そして、グルクンも寝静まった午後8時前、いよいよ産卵が始まりました。卵に見えるのは、「バンドル」と呼ばれるカプセルの様なもので中には精子と卵子が入っていて、水面に到達後弾けて他のサンゴと受精します。
バンドルの匂いに誘われて目を覚ましたのかチョウチョウウオがつまみ食いをする様子も。午後9時半ごろになると枝状ミドリイシの仲間も産卵を開始、これをきっかけに、周りにある様々なサンゴも一斉に卵を海中へ、この瞬間を待ちわびていたイエローサブマリンの峰さんもガッツポーズです。

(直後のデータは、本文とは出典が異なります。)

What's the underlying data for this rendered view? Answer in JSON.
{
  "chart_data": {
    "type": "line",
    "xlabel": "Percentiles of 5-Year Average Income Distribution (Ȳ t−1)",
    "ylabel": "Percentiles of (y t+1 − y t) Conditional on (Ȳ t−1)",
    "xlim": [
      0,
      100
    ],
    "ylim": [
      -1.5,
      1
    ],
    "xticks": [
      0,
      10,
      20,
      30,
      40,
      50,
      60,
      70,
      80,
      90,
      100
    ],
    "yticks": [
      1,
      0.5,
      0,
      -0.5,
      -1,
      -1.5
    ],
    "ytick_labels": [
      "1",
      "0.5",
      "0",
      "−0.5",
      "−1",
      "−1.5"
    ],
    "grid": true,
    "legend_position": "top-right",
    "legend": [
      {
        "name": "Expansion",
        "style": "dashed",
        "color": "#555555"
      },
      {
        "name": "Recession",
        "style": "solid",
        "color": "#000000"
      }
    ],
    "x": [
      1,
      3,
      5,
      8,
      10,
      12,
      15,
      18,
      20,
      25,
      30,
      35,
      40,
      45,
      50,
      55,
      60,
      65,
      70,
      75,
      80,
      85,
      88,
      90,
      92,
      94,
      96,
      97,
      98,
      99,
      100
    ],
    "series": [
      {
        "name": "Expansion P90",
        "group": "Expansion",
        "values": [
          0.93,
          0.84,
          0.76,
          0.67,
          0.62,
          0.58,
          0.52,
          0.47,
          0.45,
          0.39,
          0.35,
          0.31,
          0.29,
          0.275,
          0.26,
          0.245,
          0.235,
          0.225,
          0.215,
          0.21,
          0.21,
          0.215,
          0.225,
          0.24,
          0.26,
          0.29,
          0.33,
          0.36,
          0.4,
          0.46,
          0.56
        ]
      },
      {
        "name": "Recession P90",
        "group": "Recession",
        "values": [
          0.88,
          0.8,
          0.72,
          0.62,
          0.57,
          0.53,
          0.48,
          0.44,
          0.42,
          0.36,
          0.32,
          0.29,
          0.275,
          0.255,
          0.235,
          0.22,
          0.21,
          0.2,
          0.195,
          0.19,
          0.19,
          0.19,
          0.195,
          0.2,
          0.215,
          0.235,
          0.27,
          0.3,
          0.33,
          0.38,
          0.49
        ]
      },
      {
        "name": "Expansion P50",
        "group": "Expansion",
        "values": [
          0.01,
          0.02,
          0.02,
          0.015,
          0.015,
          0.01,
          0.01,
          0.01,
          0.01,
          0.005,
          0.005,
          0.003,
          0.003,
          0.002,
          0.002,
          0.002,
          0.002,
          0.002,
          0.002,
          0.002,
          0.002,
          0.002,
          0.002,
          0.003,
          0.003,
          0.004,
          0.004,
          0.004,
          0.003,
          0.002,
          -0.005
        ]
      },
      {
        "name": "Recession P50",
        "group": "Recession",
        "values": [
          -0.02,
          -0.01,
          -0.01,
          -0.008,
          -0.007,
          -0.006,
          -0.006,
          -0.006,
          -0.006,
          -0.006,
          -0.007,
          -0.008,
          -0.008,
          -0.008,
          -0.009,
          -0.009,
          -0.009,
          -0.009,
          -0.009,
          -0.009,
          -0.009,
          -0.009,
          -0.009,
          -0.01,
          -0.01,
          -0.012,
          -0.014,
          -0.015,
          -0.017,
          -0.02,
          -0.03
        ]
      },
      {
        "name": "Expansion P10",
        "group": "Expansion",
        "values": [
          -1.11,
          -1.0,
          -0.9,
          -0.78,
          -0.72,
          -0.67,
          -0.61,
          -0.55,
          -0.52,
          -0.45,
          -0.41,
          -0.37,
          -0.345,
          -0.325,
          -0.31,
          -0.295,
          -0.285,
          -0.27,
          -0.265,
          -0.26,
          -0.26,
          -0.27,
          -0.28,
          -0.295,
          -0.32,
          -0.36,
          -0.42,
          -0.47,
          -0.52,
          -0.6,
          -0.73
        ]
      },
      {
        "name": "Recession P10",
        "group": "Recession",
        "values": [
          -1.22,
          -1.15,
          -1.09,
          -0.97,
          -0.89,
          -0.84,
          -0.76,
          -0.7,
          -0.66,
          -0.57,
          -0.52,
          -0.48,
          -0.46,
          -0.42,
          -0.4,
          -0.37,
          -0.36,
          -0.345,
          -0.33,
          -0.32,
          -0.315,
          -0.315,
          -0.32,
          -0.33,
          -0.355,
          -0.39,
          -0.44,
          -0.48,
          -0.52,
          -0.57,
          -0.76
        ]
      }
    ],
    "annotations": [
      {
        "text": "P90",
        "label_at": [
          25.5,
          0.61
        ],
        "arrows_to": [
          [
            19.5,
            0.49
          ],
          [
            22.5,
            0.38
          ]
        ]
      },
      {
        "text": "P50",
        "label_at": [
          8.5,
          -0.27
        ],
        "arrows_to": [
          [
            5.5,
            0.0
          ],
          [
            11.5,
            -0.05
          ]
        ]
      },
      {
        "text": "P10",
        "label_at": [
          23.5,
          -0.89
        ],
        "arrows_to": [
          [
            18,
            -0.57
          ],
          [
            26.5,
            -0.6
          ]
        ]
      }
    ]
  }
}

水中ビデオカメラマンの長田勇さんは「頑張って生き残ってくれた数少ないサンゴたちが一生懸命生んでくれたので撮影しながら感動しましたし例年以上に感慨深いものがありました」と述べました。
石垣島は2022年の夏、台風の接近が少なかった影響で水温が上昇し浅瀬のサンゴが壊滅的な被害を受けました。しかし、長田さんによりますと水深8mより深い所にあるサンゴは、比較的生き残っていて今回の産卵で、被害が大きい浅瀬にたくさん着床して欲しいということです。深場のサンゴたちから新たな命が産まれる瞬間に立ち会う事が出来て、感無量です。
今回、石垣島で確認できたサンゴの産卵ですが、主に、ミドリイシのサンゴの産卵は2023年5月末から2023年6月初旬にかけてで八重山や本島、ケラマ諸島も含む、沖縄全域で観察ができるということです。